Clarifying Market Access and Self-Ban Protocols

In response to exporters’ concerns about market access during interception events, KEPHIS clarified that the EU and UK regulations apply exclusively to their markets. Exports to Russia, for example, remain unaffected by the new FCM Systems Approach rules. However, Russia maintains its own quality standards, particularly regarding thrips.

Growers were also encouraged to practice self-banning for compromised facilities, a proactive measure viewed favorably by authorities. “The goal is not to punish but to protect market access and reduce interceptions to zero,” the meeting heard.

Updates on Production Codes and Documentation

With the April 26 deadline looming, many growers sought clarity on production site codes required for exports to the EU and UK. KEPHIS confirmed that ongoing communications are being made to growers yet to receive their codes. Additionally, a final push was made for those with outstanding non-conformities to resolve them swiftly.

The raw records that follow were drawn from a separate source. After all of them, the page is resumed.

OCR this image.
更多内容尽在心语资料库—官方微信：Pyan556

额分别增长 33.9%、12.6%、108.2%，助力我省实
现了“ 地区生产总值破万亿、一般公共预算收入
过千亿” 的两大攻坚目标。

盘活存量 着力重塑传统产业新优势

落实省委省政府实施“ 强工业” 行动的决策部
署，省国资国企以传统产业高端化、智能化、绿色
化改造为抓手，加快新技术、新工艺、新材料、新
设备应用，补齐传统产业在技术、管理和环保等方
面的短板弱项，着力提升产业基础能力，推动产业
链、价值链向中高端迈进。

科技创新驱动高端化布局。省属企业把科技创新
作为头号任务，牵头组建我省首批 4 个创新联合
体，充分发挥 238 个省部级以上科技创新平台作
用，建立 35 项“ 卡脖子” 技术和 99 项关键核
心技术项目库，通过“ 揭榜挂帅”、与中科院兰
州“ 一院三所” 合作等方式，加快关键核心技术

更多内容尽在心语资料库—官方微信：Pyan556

To support documentation teams, an industry-wide online training was proposed for April 24. This session will address phytosanitary certificate requirements and the documentation protocols aligned with the new system.

Industry Leaders Voice Readiness

Wrapping up the meeting, industry leaders expressed confidence in the sector’s preparedness for the new regulations. “My sense is that we are ready. That is what I’m getting from the feedback we are getting from the growers and exporters, and come 26th, business will go on uninterrupted,” Tulezi said. “My plea is for those who have not been approved for compliance and do not have codes, to do it.”

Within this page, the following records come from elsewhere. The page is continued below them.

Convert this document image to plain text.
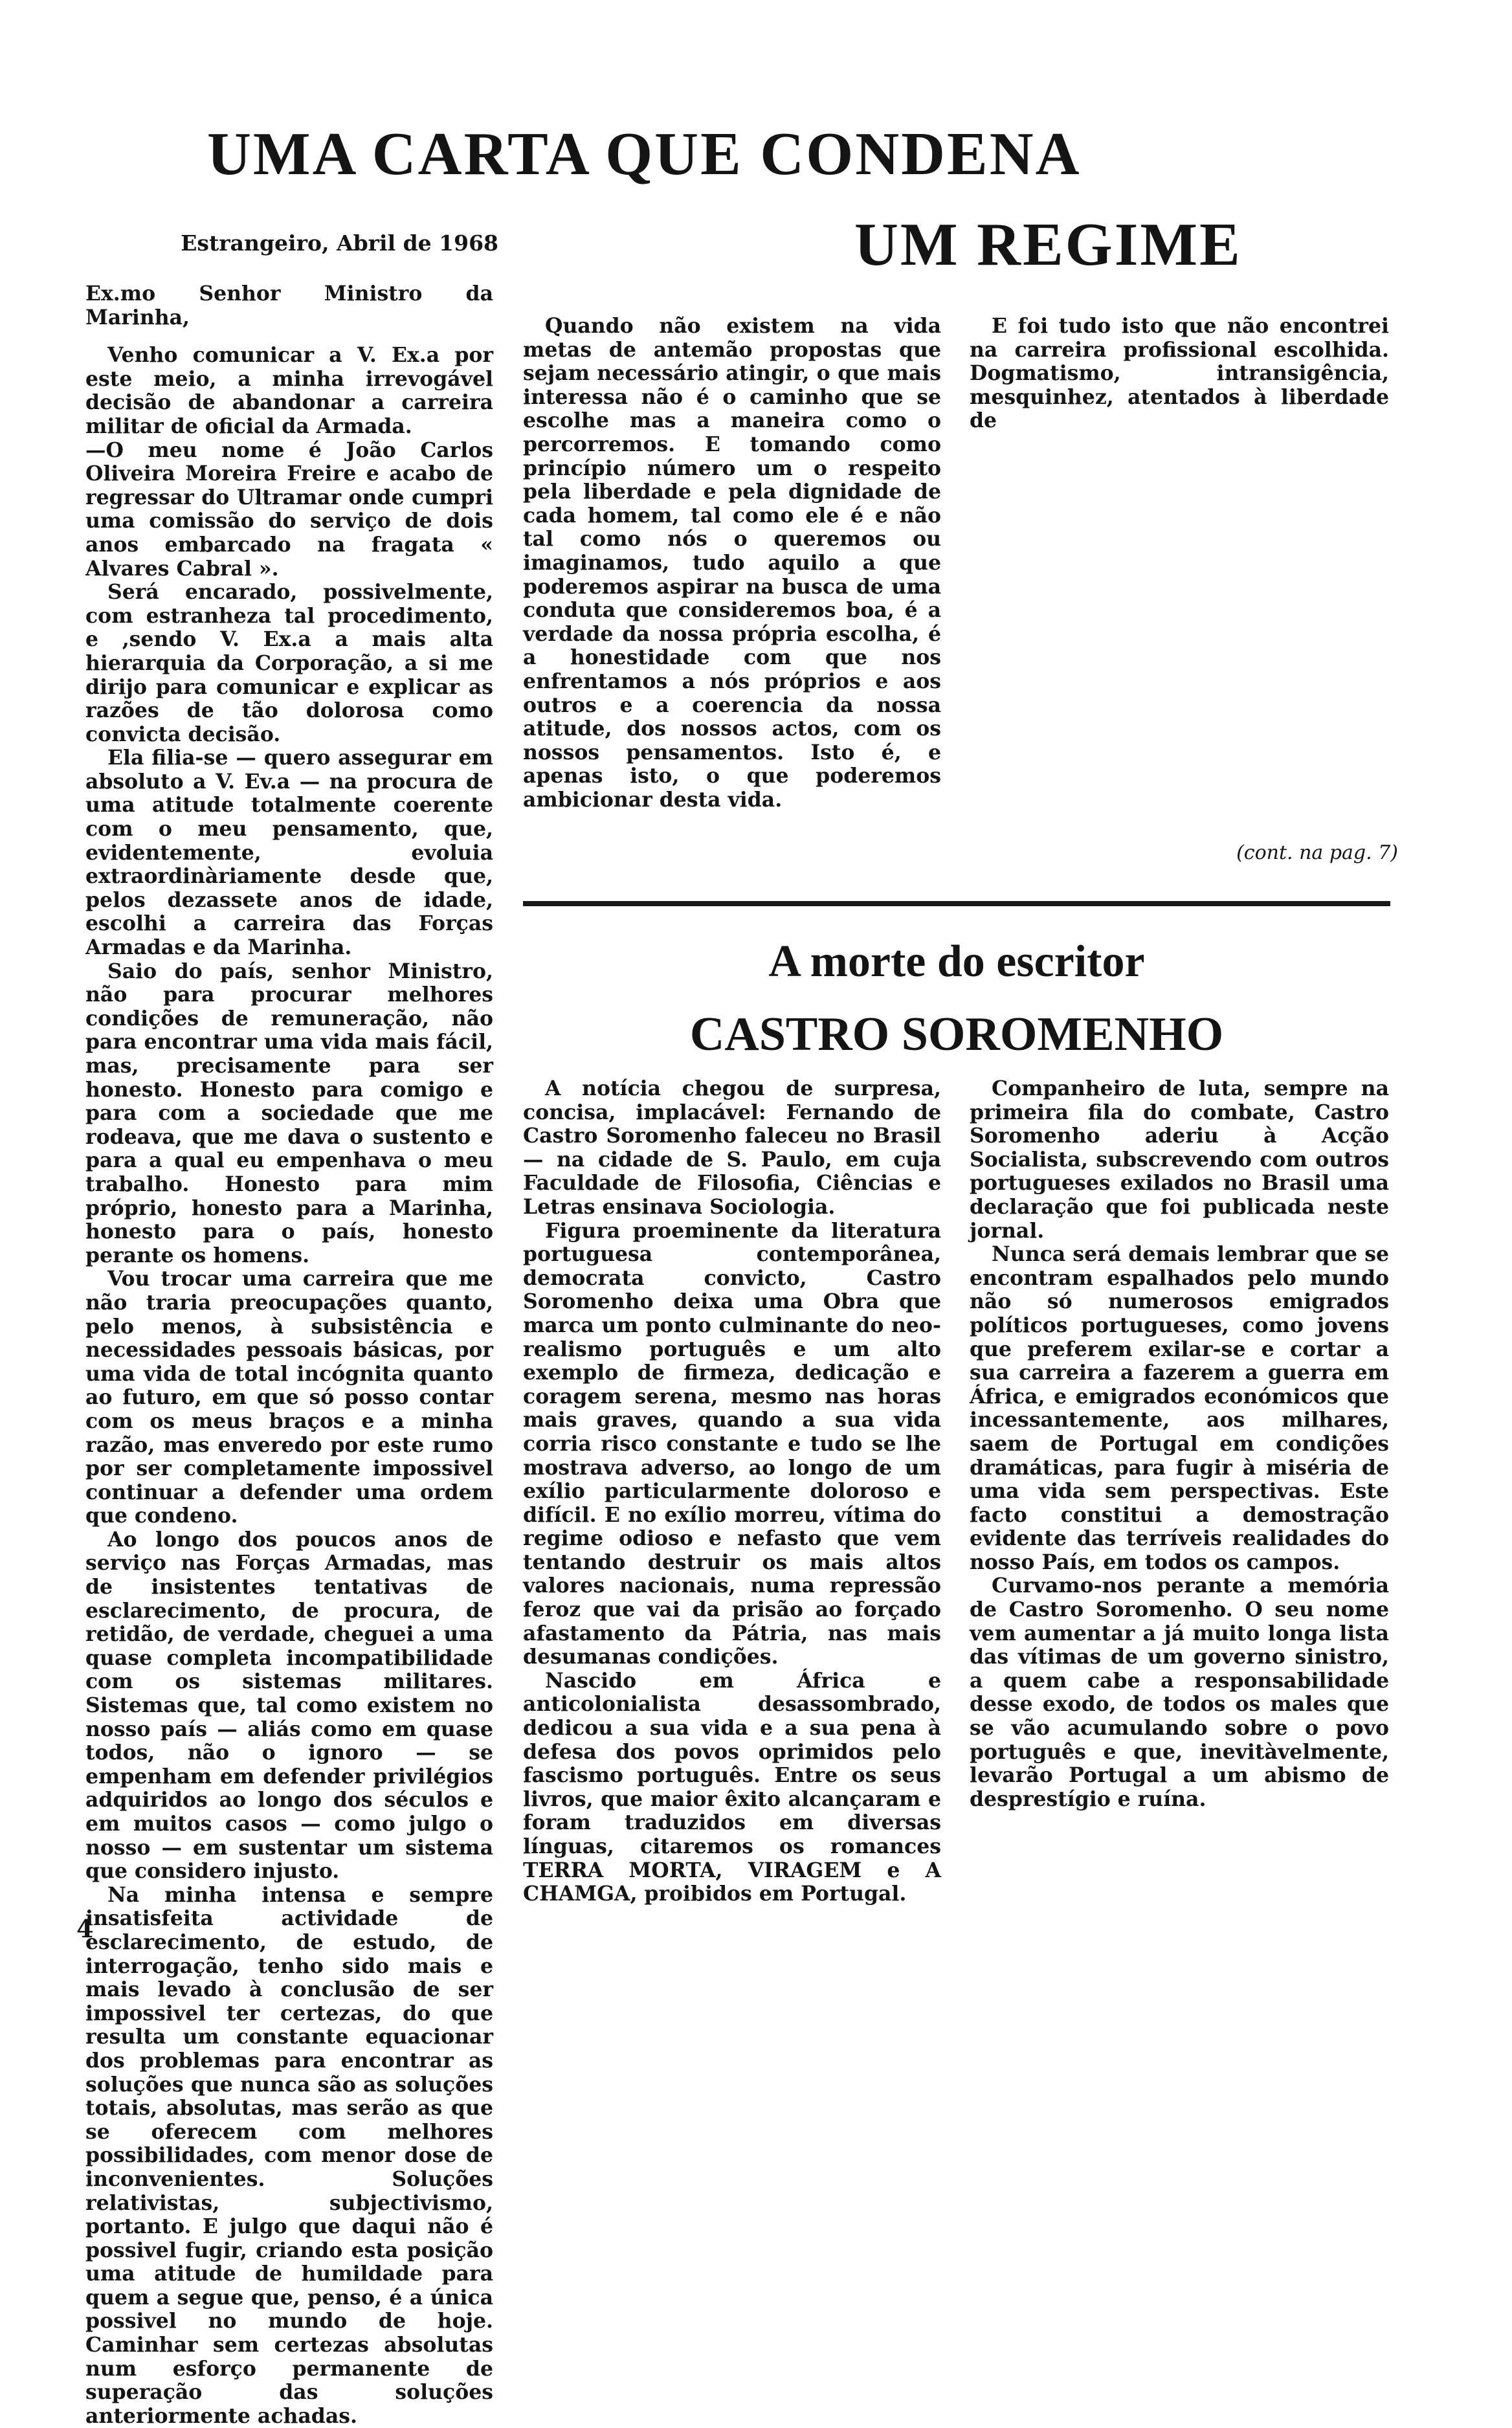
UMA CARTA QUE CONDENA
UM REGIME
Estrangeiro, Abril de 1968

Ex.mo Senhor Ministro da Marinha,

Venho comunicar a V. Ex.a por este meio, a minha irrevogável decisão de abandonar a carreira militar de oficial da Armada.

—O meu nome é João Carlos Oliveira Moreira Freire e acabo de regressar do Ultramar onde cumpri uma comissão do serviço de dois anos embarcado na fragata « Alvares Cabral ».

Será encarado, possivelmente, com estranheza tal procedimento, e ,sendo V. Ex.a a mais alta hierarquia da Corporação, a si me dirijo para comunicar e explicar as razões de tão dolorosa como convicta decisão.

Ela filia-se — quero assegurar em absoluto a V. Ev.a — na procura de uma atitude totalmente coerente com o meu pensamento, que, evidentemente, evoluia extraordinàriamente desde que, pelos dezassete anos de idade, escolhi a carreira das Forças Armadas e da Marinha.

Saio do país, senhor Ministro, não para procurar melhores condições de remuneração, não para encontrar uma vida mais fácil, mas, precisamente para ser honesto. Honesto para comigo e para com a sociedade que me rodeava, que me dava o sustento e para a qual eu empenhava o meu trabalho. Honesto para mim próprio, honesto para a Marinha, honesto para o país, honesto perante os homens.

Vou trocar uma carreira que me não traria preocupações quanto, pelo menos, à subsistência e necessidades pessoais básicas, por uma vida de total incógnita quanto ao futuro, em que só posso contar com os meus braços e a minha razão, mas enveredo por este rumo por ser completamente impossivel continuar a defender uma ordem que condeno.

Ao longo dos poucos anos de serviço nas Forças Armadas, mas de insistentes tentativas de esclarecimento, de procura, de retidão, de verdade, cheguei a uma quase completa incompatibilidade com os sistemas militares. Sistemas que, tal como existem no nosso país — aliás como em quase todos, não o ignoro — se empenham em defender privilégios adquiridos ao longo dos séculos e em muitos casos — como julgo o nosso — em sustentar um sistema que considero injusto.

Na minha intensa e sempre insatisfeita actividade de esclarecimento, de estudo, de interrogação, tenho sido mais e mais levado à conclusão de ser impossivel ter certezas, do que resulta um constante equacionar dos problemas para encontrar as soluções que nunca são as soluções totais, absolutas, mas serão as que se oferecem com melhores possibilidades, com menor dose de inconvenientes. Soluções relativistas, subjectivismo, portanto. E julgo que daqui não é possivel fugir, criando esta posição uma atitude de humildade para quem a segue que, penso, é a única possivel no mundo de hoje. Caminhar sem certezas absolutas num esforço permanente de superação das soluções anteriormente achadas.

Quando não existem na vida metas de antemão propostas que sejam necessário atingir, o que mais interessa não é o caminho que se escolhe mas a maneira como o percorremos. E tomando como princípio número um o respeito pela liberdade e pela dignidade de cada homem, tal como ele é e não tal como nós o queremos ou imaginamos, tudo aquilo a que poderemos aspirar na busca de uma conduta que consideremos boa, é a verdade da nossa própria escolha, é a honestidade com que nos enfrentamos a nós próprios e aos outros e a coerencia da nossa atitude, dos nossos actos, com os nossos pensamentos. Isto é, e apenas isto, o que poderemos ambicionar desta vida.

E foi tudo isto que não encontrei na carreira profissional escolhida. Dogmatismo, intransigência, mesquinhez, atentados à liberdade de

(cont. na pag. 7)
A morte do escritor
CASTRO SOROMENHO

A notícia chegou de surpresa, concisa, implacável: Fernando de Castro Soromenho faleceu no Brasil — na cidade de S. Paulo, em cuja Faculdade de Filosofia, Ciências e Letras ensinava Sociologia.

Figura proeminente da literatura portuguesa contemporânea, democrata convicto, Castro Soromenho deixa uma Obra que marca um ponto culminante do neo-realismo português e um alto exemplo de firmeza, dedicação e coragem serena, mesmo nas horas mais graves, quando a sua vida corria risco constante e tudo se lhe mostrava adverso, ao longo de um exílio particularmente doloroso e difícil. E no exílio morreu, vítima do regime odioso e nefasto que vem tentando destruir os mais altos valores nacionais, numa repressão feroz que vai da prisão ao forçado afastamento da Pátria, nas mais desumanas condições.

Nascido em África e anticolonialista desassombrado, dedicou a sua vida e a sua pena à defesa dos povos oprimidos pelo fascismo português. Entre os seus livros, que maior êxito alcançaram e foram traduzidos em diversas línguas, citaremos os romances TERRA MORTA, VIRAGEM e A CHAMGA, proibidos em Portugal.

Companheiro de luta, sempre na primeira fila do combate, Castro Soromenho aderiu à Acção Socialista, subscrevendo com outros portugueses exilados no Brasil uma declaração que foi publicada neste jornal.

Nunca será demais lembrar que se encontram espalhados pelo mundo não só numerosos emigrados políticos portugueses, como jovens que preferem exilar-se e cortar a sua carreira a fazerem a guerra em África, e emigrados económicos que incessantemente, aos milhares, saem de Portugal em condições dramáticas, para fugir à miséria de uma vida sem perspectivas. Este facto constitui a demostração evidente das terríveis realidades do nosso País, em todos os campos.

Curvamo-nos perante a memória de Castro Soromenho. O seu nome vem aumentar a já muito longa lista das vítimas de um governo sinistro, a quem cabe a responsabilidade desse exodo, de todos os males que se vão acumulando sobre o povo português e que, inevitàvelmente, levarão Portugal a um abismo de desprestígio e ruína.

4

He emphasized the importance of acting swiftly in the coming days to avoid missing out on the updated compliance list, which will be submitted to the EU and UK authorities ahead of the enforcement date.

Dr. Isaac Macharia, of KEPHIS, in his remarks stated, “I want to thank all of you for attending this very important meeting, just before we actually roll out some very important and historical aspects related to export to the EU,” adding, “We appreciate the effort so far, but let’s not drop the ball now. We’re counting on everyone to step up so that by April 26, no farm is left behind.